Kay A. Pentecost propagated the following meme:
> I understand how implementation inheritance works in other languages... but
> so far I don't see if or why VB's lacking it is so bad, because I'm still
> ignorant of a lot of OO things...
>
> I'd like to hear comments on either side... anyone have any?
(Note: I'm a Java hacker mostly, this is written from that prejudice. I'd
be especially interested in the point-of-view of someone who commonly uses
an object-system like CLOS, which uses generic functions instead of
message-passing)
Interface inheritance is the most important kind of inheritance.
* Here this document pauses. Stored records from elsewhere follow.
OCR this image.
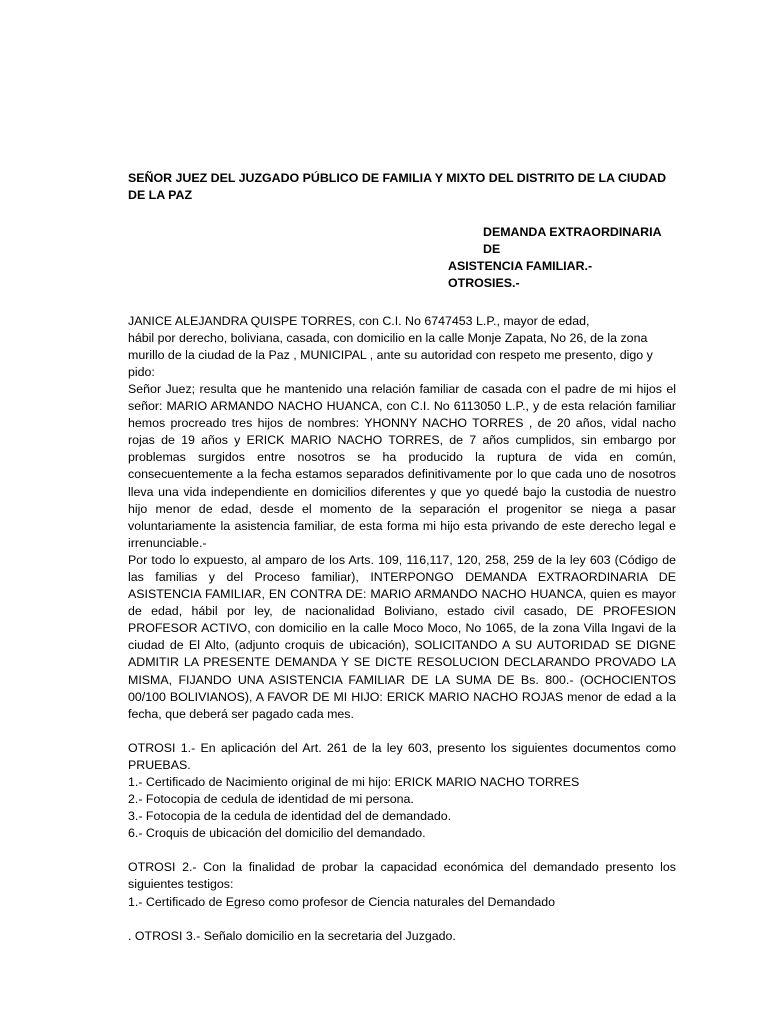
SEÑOR JUEZ DEL JUZGADO PÚBLICO DE FAMILIA Y MIXTO DEL DISTRITO DE LA CIUDAD DE LA PAZ

DEMANDA EXTRAORDINARIA DE
ASISTENCIA FAMILIAR.-
OTROSIES.-

JANICE ALEJANDRA QUISPE TORRES, con C.I. No 6747453 L.P., mayor de edad,

hábil por derecho, boliviana, casada, con domicilio en la calle Monje Zapata, No 26, de la zona murillo de la ciudad de la Paz , MUNICIPAL , ante su autoridad con respeto me presento, digo y pido:

Señor Juez; resulta que he mantenido una relación familiar de casada con el padre de mi hijos el señor: MARIO ARMANDO NACHO HUANCA, con C.I. No 6113050 L.P., y de esta relación familiar hemos procreado tres hijos de nombres: YHONNY NACHO TORRES , de 20 años, vidal nacho rojas de 19 años y ERICK MARIO NACHO TORRES, de 7 años cumplidos, sin embargo por problemas surgidos entre nosotros se ha producido la ruptura de vida en común, consecuentemente a la fecha estamos separados definitivamente por lo que cada uno de nosotros lleva una vida independiente en domicilios diferentes y que yo quedé bajo la custodia de nuestro hijo menor de edad, desde el momento de la separación el progenitor se niega a pasar voluntariamente la asistencia familiar, de esta forma mi hijo esta privando de este derecho legal e irrenunciable.-

Por todo lo expuesto, al amparo de los Arts. 109, 116,117, 120, 258, 259 de la ley 603 (Código de las familias y del Proceso familiar), INTERPONGO DEMANDA EXTRAORDINARIA DE ASISTENCIA FAMILIAR, EN CONTRA DE: MARIO ARMANDO NACHO HUANCA, quien es mayor de edad, hábil por ley, de nacionalidad Boliviano, estado civil casado, DE PROFESION PROFESOR ACTIVO, con domicilio en la calle Moco Moco, No 1065, de la zona Villa Ingavi de la ciudad de El Alto, (adjunto croquis de ubicación), SOLICITANDO A SU AUTORIDAD SE DIGNE ADMITIR LA PRESENTE DEMANDA Y SE DICTE RESOLUCION DECLARANDO PROVADO LA MISMA, FIJANDO UNA ASISTENCIA FAMILIAR DE LA SUMA DE Bs. 800.- (OCHOCIENTOS 00/100 BOLIVIANOS), A FAVOR DE MI HIJO: ERICK MARIO NACHO ROJAS menor de edad a la fecha, que deberá ser pagado cada mes.

OTROSI 1.- En aplicación del Art. 261 de la ley 603, presento los siguientes documentos como PRUEBAS.

1.- Certificado de Nacimiento original de mi hijo: ERICK MARIO NACHO TORRES

2.- Fotocopia de cedula de identidad de mi persona.

3.- Fotocopia de la cedula de identidad del de demandado.

6.- Croquis de ubicación del domicilio del demandado.

OTROSI 2.- Con la finalidad de probar la capacidad económica del demandado presento los siguientes testigos:

1.- Certificado de Egreso como profesor de Ciencia naturales del Demandado

. OTROSI 3.- Señalo domicilio en la secretaria del Juzgado.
It's the
cornerstone of Polymorphism - the idea that objects can be treated alike
because they respond to the same messages.
Implementation inheritance is a convenient shortcut. It's saying "because
I'm inheriting the interface of my parent, it's most likely I want to
behave in mostly the same way, so I'll respond _the same way_ to these
messages unless I'm specifically told otherwise."
Implementation inheritance is convenient, but it comes with a number of
important shortcomings that you have to keep in mind. It is far less
flexible than pure interface inheritance, and it often ties you to the
details of your superclass's implementation, breaking encapsulation.
The other problem is that in most languages[1], an interface implies, but
_can not enforce_ a set of contracts that the class is expected to
obey. If you inherit an interface, your class is expected to be able to
polymorphically substitute for its superclass, so it needs to obey the
same contracts as its superclass. A subclass should be a _specialisation_
of the superclass, its behaviour a subset of the superclass's behaviour.
If that is not true, you shouldn't be inheriting its interface.
Sometimes, I think that it was a mistake to join implementation and
interface inheritance as closely as has been done. That said,
implementation inheritance has its place. It's not essential for OO,
but it does save a lot of typing (and duplication) in common cases.